Voor ci(1) en co(1) zijn diverse opties beschikbaar voor niet interactief gebruik. Nogmaals, zie de ci(1) en co(1) man pages voor details.

6. Revisie historie

Het rlog(1) programma levert informatie over het archiefbestand en iedere revisie die daarin is opgeslagen. Een opdracht als

rlog naam_werk_bestand 
zal de versiehistorie van het bestand afdrukken, de aanmaakdatum van iedere revisie en gebruikers-id's van de auteur en de persoon die een lock op het bestand plaatste. Je kunt archiefkenmerken en revisieparameters opgeven die dan kunnen worden bekeken.
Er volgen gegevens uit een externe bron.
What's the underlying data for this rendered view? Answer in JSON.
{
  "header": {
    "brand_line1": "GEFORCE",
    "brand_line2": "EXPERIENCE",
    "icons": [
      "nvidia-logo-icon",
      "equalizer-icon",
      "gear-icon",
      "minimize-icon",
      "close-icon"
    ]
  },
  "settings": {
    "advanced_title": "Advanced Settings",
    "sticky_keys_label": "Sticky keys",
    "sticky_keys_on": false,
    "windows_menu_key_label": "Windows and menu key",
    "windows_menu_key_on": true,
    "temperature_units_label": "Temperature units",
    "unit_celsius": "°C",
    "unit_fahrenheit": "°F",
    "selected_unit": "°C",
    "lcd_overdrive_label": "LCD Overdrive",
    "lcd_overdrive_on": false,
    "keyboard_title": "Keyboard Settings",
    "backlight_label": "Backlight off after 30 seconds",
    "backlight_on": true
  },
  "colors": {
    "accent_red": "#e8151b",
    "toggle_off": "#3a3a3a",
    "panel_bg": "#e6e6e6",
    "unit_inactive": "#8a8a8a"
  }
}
7. RCS gegevens opnemen in werkbestanden

co(1) beheert een lijst met sleutelwoorden van de RCS database die worden geëxtraheerd wanneer het werkbestand wordt opgehaald. Het sleutelwoord $Id$ in een document zal het extraheren naar een string waarin de bestandsnaam, het revisienummer, de datum dat het werd opgehaald, de auteur, de revisie status, en een eventuele persoon die een lock op het bestand heeft geplaatst, zijn opgenomen. Het opnemen van het sleutelwoord $Log$ zorgt ervoor dat de historie-log van de revisie van het document erin wordt opgenomen.

Deze en andere sleutelwoorden kunnen worden gebruikt als zoekcriteria voor het RCS archief. Zie de manpage van ident(1) voor verdere details.

8. RCS en emacs(1) Version Control.

De Version Control faciliteit van emacs(1) werkt als een frontend naar RCS. Deze informatie geldt in 't bijzonder voor Versien 19.34 van GNU Emacs, die wordt geleverd met de meest gebruikte Linux distributies. Wanneer met emacs(1) een bestand wordt gewijzigd dat onder RCS is geregistreerd, zal de opdracht vc-toggle-read-only (standaard gekoppeld aan C-x C-q) een bestand in emac's Version Control checken, en vervolgens in RCS. Emacs zal een buffer openen waarin je een logbericht kunt typen voor opname in de RCS-log. Wanneer je klaar bent met het intikken van de logregel typ je C-c C-c om je invoer te beëindigen en verder te gaan met het incheck proces.

Als je strict locking hebt geselecteerd voor het bestand onder RCS, moet je weer een lock op het bestand plaatsen om het met emacs(1) te kunnen wijzigen. Je kunt het bestand uitchecken voor emac's Version Control met de opdracht % in buffer-menu mode.

Zie voor meer informatie de GNU Emacs Manual en de Emacs info pages.